Près de 8.400 hospitalisations cardiovasculaires et rénales seraient évitées en France grâce à la limitation du sel dans le pain

Publié le jeudi 5 mars 2026

La politique de réduction de la teneur en sel des différents types de pain vendus en France aurait permis d'éviter près de 8.400 hospitalisations par an pour des problèmes cardio-cérébrovasculaires ou rénaux par le biais de la diminution de la pression artérielle associée à la baisse de la consommation de sel, selon une étude de modélisation française publiée dans Hypertension.

Clémence Grave de Santé publique France (SPF) et ses collègues ont cherché à déterminer l'impact potentiel de l'accord conclu en mars 2022 entre les représentants de la filière boulangerie et les ministres chargés de la santé et de l'alimentation, visant à réduire progressivement la teneur en sel dans les différents types de pain d'ici à 2025.

Ils rappellent que le quatrième plan national nutrition santé (PNNS), pour 2019-2023, proposait de réduire de 30% la consommation de sel dans la population. Le pain, qui contenait alors environ 1,7 g de sel pour 100 g, fait partie de l'alimentation de base en France, avec une consommation d'environ 115 g par jour par adulte, ce qui représente quelque 25% des apports journaliers quotidiens en sel, soit environ 2 g/j.

L'accord conclu en 2022 fixait un objectif de teneur en sel allant de 1,1 à 1,4 g/100 g en fonction du type de pain, qu'il soit artisanal ou industriel.
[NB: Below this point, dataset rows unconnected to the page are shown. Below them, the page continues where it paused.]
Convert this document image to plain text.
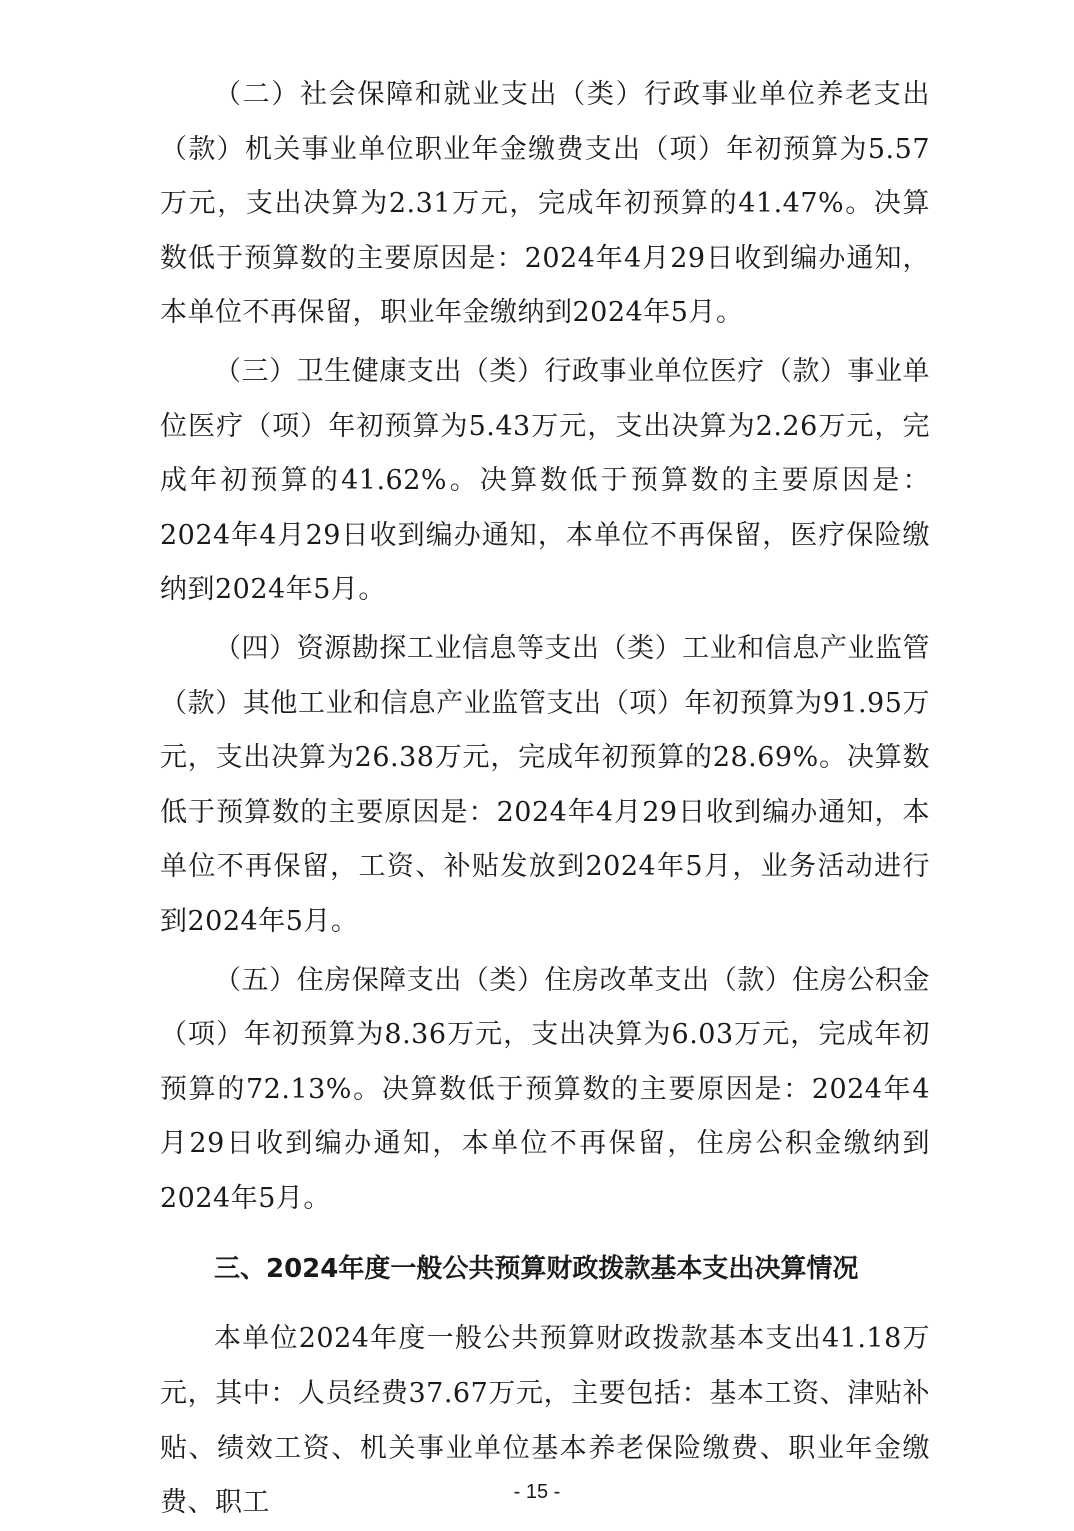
（二）社会保障和就业支出（类）行政事业单位养老支出（款）机关事业单位职业年金缴费支出（项）年初预算为5.57万元，支出决算为2.31万元，完成年初预算的41.47%。决算数低于预算数的主要原因是：2024年4月29日收到编办通知，本单位不再保留，职业年金缴纳到2024年5月。

（三）卫生健康支出（类）行政事业单位医疗（款）事业单位医疗（项）年初预算为5.43万元，支出决算为2.26万元，完成年初预算的41.62%。决算数低于预算数的主要原因是：2024年4月29日收到编办通知，本单位不再保留，医疗保险缴纳到2024年5月。

（四）资源勘探工业信息等支出（类）工业和信息产业监管（款）其他工业和信息产业监管支出（项）年初预算为91.95万元，支出决算为26.38万元，完成年初预算的28.69%。决算数低于预算数的主要原因是：2024年4月29日收到编办通知，本单位不再保留，工资、补贴发放到2024年5月，业务活动进行到2024年5月。

（五）住房保障支出（类）住房改革支出（款）住房公积金（项）年初预算为8.36万元，支出决算为6.03万元，完成年初预算的72.13%。决算数低于预算数的主要原因是：2024年4月29日收到编办通知，本单位不再保留，住房公积金缴纳到2024年5月。

三、2024年度一般公共预算财政拨款基本支出决算情况

本单位2024年度一般公共预算财政拨款基本支出41.18万元，其中：人员经费37.67万元，主要包括：基本工资、津贴补贴、绩效工资、机关事业单位基本养老保险缴费、职业年金缴费、职工	- 15 -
Un rapport indépendant de suivi de cet accord a montré qu'en 2023, 80% des échantillons de pain représentatifs répondaient aux objectifs fixés, notent les auteurs.

Dans leur modélisation, ils se sont fondés sur une baisse de la pression artérielle systolique attendue résultant de la diminution de la consommation de sel provenant du pain, d'entre 6,5 et 2,3 mmHg pour 5,7 g/j de sel consommé en moins. Ils ont fait leurs calculs sur l'incidence des maladies à partir des données de la cohorte ESTEBAN et des statistiques 2022 du Système national des données de santé (SNDS), en incluant toutes les maladies ayant une relation causale bien établie avec une pression artérielle élevée.

En supposant un profil de consommation de pain stable dans la population et un respect de l'accord à 100%, il peut être estimé via la réduction de la teneur en sel dans le pain une baisse de 0,35 g d'apport quotidien moyen en sel dans la population, ce qui, théoriquement, entraîne une diminution moyenne de la pression systolique de 0,21 mmHg (-0,39 mmHg chez les hypertendus et -0,14 mmHg chez les normotendus).

Cela représente une fraction attribuable potentielle de 0,78% des maladies cardio-cérébrovasculaires et rénales, soit 8.400 hospitalisations évitées annuellement et 136.000 journées d'hospitalisation (y compris les séances de dialyse et les hospitalisations de jour) évitées.

Un bénéfice particulier pour les femmes de 55 à 64 ans
Les chercheurs ont calculé que la mesure de réduction de la teneur en sel dans le pain aurait, plus précisément, évité 1,04% des hospitalisations pour maladie coronaire, 1,05% des hospitalisations pour accident vasculaire cérébral (AVC) hémorragique, 0,88% des hospitalisations pour AVC ischémique et 0,58% des hospitalisations pour insuffisance cardiaque.

Selon leurs calculs toujours, cela aurait réduit de 0,18% le taux de mortalité en France, et évité 11.300 années de vie perdues.

Les hommes de tous âges et les femmes de 55 à 64 ans semblent pouvoir tirer le plus grand bénéfice de cette mesure.

En se basant cette fois sur une mise en œuvre à 80% de la mesure prévue dans l'accord, le nombre d'hospitalisations évitées serait de 6.720, le nombre de journées d'hospitalisation serait réduit de 108.960, et 949 décès seraient évités.

"Ces résultats mettent en exergue l'impact de santé publique de stratégies de reformulation discrète de l'alimentation sur la réduction du fardeau des maladies sans nécessiter de modification des comportements individuels", commentent les auteurs.

L'impact réel d'une telle mesure de réduction de la teneur en sel d'un aliment serait difficile à quantifier car son effet ne peut être isolé dans les données de vie réelle, étant donné les interactions complexes avec d'autres interventions de santé publique et les facteurs comportementaux, notent-ils.

"Etant donné que l'hypertension contribue à plus de 400.000 hospitalisations et 55.000 décès par an, nos résultats soulignent l'intérêt de maintenir et évaluer les stratégies de réduction du sel, au sein de stratégies de santé publique de plus grande ampleur", concluent-ils.